Cathy MacCaul, director of advocacy for AARP Washington, said United Way officials told her their strategic plan has changed to reflect what donors want to support. MacCaul agreed there’s no lack of worthy causes, but called the move shortsighted. “This is just not the time to do that,” she said. “There is a huge ‘age wave’ that has just begun – more than 10,000 people turn 65 every day, for the next 15 years. So, there will be a dramatic increase in the number of seniors who need these types of services.” MacCaul said there’s concern that other United Way chapters could follow King County’s lead and leave more senior programs scrambling. She pointed out that King County voters just approved a “Best Start” property tax levy, an influx of new money to be used for child and family programs and early learning. Paula Houston, CEO of Senior Services, said that for her organization, the cuts will mean about $800,000 less funding next year for transportation, Meals on Wheels, community dining and more. And this population just isn’t as resilient as young families, she added.
“People don’t see issues of aging, and what happens to people as they age when they don’t have services, as an immediate crisis,” said Houston. “It’s certainly going to be a crisis, because if we don’t have these services, people are going to fall further into poverty, which makes them not be able to stay in their homes.” She said her group expects to curtail services in some cases and start waiting lists.
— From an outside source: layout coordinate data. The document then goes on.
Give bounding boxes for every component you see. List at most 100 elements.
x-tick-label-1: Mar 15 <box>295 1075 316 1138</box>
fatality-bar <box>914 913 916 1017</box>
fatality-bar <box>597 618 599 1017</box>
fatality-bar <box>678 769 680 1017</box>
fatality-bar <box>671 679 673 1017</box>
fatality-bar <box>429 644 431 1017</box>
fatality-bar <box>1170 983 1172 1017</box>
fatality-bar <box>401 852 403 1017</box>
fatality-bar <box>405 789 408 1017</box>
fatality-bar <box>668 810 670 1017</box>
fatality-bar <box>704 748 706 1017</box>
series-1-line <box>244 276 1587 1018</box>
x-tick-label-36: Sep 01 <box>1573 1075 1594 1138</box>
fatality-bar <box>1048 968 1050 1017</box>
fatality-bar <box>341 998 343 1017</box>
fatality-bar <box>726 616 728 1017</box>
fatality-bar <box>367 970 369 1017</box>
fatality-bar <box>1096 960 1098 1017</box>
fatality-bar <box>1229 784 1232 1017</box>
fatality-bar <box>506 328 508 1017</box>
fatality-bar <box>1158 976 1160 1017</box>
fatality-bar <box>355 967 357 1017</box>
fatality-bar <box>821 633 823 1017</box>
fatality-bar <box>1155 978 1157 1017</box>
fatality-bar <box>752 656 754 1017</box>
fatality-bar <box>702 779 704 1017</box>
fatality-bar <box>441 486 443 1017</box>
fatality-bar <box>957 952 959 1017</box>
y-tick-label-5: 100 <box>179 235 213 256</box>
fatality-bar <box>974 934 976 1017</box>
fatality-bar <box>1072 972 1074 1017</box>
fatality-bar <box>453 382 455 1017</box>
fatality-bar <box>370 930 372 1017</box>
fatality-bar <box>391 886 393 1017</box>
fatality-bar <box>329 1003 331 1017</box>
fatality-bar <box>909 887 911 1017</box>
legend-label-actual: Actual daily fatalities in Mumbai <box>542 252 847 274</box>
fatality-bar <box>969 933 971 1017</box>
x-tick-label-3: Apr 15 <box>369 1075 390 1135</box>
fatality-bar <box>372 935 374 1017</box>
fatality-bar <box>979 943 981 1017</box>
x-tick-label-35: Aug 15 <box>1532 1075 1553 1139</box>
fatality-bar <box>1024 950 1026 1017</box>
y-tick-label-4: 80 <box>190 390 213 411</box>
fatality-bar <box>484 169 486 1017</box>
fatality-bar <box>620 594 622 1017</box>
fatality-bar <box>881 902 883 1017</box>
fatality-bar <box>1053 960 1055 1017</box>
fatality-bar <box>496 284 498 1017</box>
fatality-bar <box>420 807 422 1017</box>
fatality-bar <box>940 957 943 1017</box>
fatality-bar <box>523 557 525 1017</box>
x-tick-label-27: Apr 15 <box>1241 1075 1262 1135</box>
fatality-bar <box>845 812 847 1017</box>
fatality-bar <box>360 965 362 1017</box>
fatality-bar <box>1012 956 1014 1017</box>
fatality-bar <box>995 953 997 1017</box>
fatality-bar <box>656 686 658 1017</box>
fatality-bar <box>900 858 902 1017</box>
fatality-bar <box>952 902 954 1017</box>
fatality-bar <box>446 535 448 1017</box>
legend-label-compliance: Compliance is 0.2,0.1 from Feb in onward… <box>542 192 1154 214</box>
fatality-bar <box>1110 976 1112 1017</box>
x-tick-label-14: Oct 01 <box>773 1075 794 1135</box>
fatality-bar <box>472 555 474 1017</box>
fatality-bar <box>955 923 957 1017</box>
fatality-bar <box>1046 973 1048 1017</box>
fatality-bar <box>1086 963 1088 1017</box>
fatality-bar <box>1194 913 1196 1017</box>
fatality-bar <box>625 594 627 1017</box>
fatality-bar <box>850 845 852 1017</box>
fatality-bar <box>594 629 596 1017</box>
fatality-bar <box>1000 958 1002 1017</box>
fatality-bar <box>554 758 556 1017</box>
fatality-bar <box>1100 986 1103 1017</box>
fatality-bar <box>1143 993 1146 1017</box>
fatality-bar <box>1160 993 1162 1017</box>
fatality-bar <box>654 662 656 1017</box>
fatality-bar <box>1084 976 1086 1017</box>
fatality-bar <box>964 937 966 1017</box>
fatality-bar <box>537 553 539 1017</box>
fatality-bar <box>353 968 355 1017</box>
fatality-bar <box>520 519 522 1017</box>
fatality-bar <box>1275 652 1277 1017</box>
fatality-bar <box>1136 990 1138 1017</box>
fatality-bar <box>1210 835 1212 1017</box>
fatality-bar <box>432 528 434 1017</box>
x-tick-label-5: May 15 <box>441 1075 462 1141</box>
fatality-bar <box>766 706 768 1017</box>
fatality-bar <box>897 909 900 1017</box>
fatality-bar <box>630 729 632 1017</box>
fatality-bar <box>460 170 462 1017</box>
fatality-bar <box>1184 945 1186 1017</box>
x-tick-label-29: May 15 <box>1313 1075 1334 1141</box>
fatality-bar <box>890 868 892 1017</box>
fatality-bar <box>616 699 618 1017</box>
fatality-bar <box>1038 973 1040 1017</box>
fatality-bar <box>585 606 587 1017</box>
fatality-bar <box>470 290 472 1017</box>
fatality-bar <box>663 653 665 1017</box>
The United Way’s change is planned for June 2016. United Way of King County netted $112 million in its most recent fundraising campaign.
Senior Center of West Seattle
It’s easy to visit the Alaska Junction in West Seattle and not know about all the great activities going on at the Senior Center of West Seattle, also known as “The Jewel of the Junction.” Located above the popular Stop ‘n Shop thrift store just off the corner of Oregon and California, is this vibrant Center that serves thousands of people every year. The thrift store itself is a community gathering place for many seniors and volunteers and also serves as a fundraiser for the Center.
It’s a place where Joyce, West Seattle resident, started working as a volunteer last Fall as a reason to get out of the house more. She started with two days but soon was up to three. “I really like working here,” said Joyce. “It’s a wonderful place with wonderful people.” Joyce does everything from sorting, pricing, ringing up customers, or just talking with those who have a story or two to share.
Kim started coming to the Center just days after she moved to Seattle. Kim taught Business Occupations for many years and although she is 77 and retired she is happy to use and share those skills with others. She also finds she is learning new skills as part of the West Seattle Senior Center community. “I feel valued here,” she said. “It’s a special place.”
On any given week, there are 50+ classes, groups, and events to attend. There are a wide variety of music, arts and computer classes as well. The Center also offers important health services like foot care, blood pressure checks, Reiki, and massage. Delicious, made-from-scratch lunches are served daily in the “Junction Diner,” created by their fabulous chef, Ellen. The Center also has a café where seniors enjoy fresh baked cookies, coffee, made-to-order sandwiches and homemade soup. Lunch is served daily, Monday through Friday, for $3 for those over the age of 60 and $6 for those under 60.
The Senior Center of West Seattle also supports its local community by donating slow moving items from the Stop ‘n Shop thrift store to Tent City (Nickelsville homeless community) and by offering a food bank every Tuesday morning.
The Senior Center of West Seattle will celebrate National Senior Center Month in September by doing what it does best – serving the many people who utilize the senior center every day.